The needless expansion of farmland has become one of the biggest threats to the planet’s ecological health. To protect wildlife habitats, developing countries must increase the productivity of existing acreage by encouraging more sustainable farming practices.
CAMBRIDGE – On April 3, the United Kingdom announced a ban on the sale of ivory that is “one of the toughest in the world.” By restricting the ivory trade, the UK joined other countries – including China and the United States – in using market deterrents to discourage poaching and shield an endangered species from extinction. As British Environment Secretary Michael Gove put it in the announcement, the goal is to “protect elephants for future generations.”
These are, to be sure, laudable gestures in the service of a noble goal. But ending ivory sales alone will not reverse declines in elephant populations. In fact, the biggest threat facing these and many other species is a far more ordinary human pursuit: farming.
Throughout the developing world, farmers are expanding areas of cultivation in an endless quest for fertile soil.
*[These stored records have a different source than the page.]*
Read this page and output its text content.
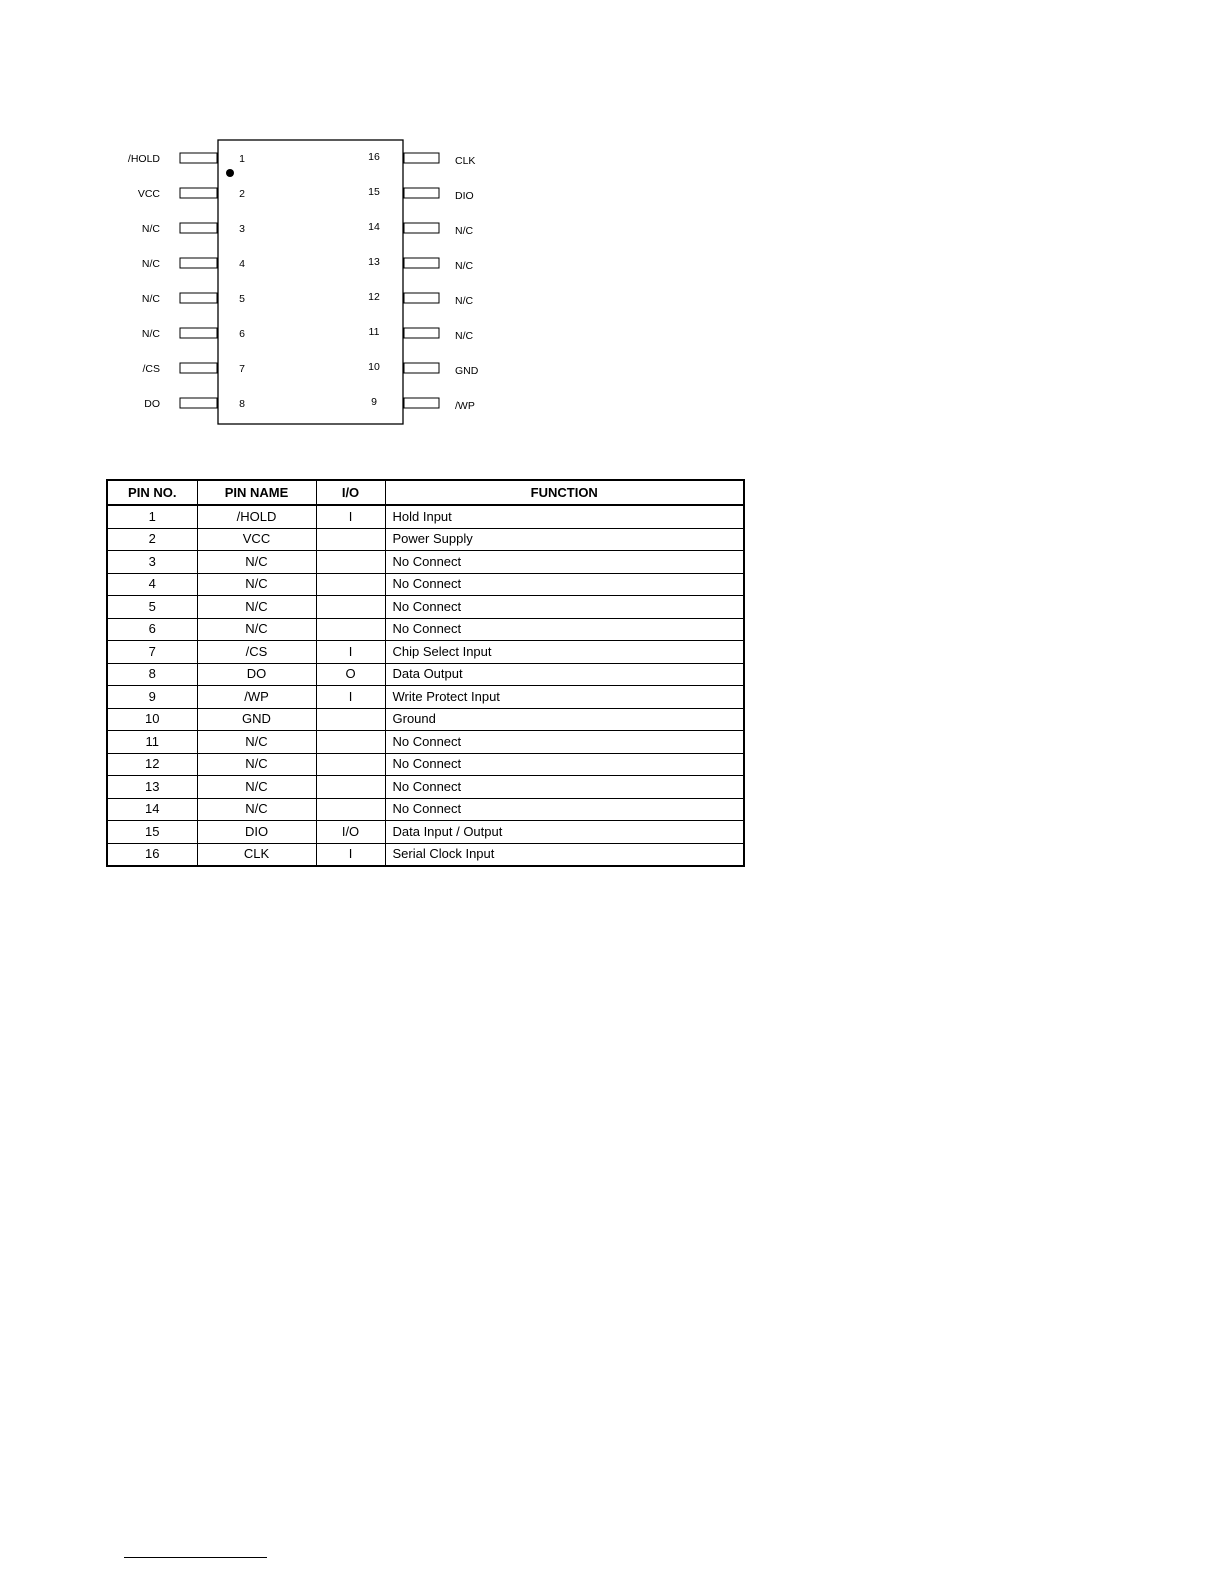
/HOLD	1
VCC	2
N/C	3
N/C	4
N/C	5
N/C	6
/CS	7
DO	8
CLK
16
DIO
15
N/C
14
N/C
13
N/C
12
N/C
11
GND
10
/WP
9
PIN NO.	PIN NAME	I/O	FUNCTION
1	/HOLD	I	Hold Input
2	VCC		Power Supply
3	N/C		No Connect
4	N/C		No Connect
5	N/C		No Connect
6	N/C		No Connect
7	/CS	I	Chip Select Input
8	DO	O	Data Output
9	/WP	I	Write Protect Input
10	GND		Ground
11	N/C		No Connect
12	N/C		No Connect
13	N/C		No Connect
14	N/C		No Connect
15	DIO	I/O	Data Input / Output
16	CLK	I	Serial Clock Input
In the process, critical wildlife habitats are being destroyed at an alarming rate. According to the Food and Agriculture Organization of the United Nations (FAO), if current trends hold, by 2050 the world’s arable land will increase by some 70 million hectares, and much of the new farmland will be on areas that are currently forested. The risk is greatest in South America and Sub-Saharan Africa, where population growth and food demand will hit tropical woodlands particularly hard.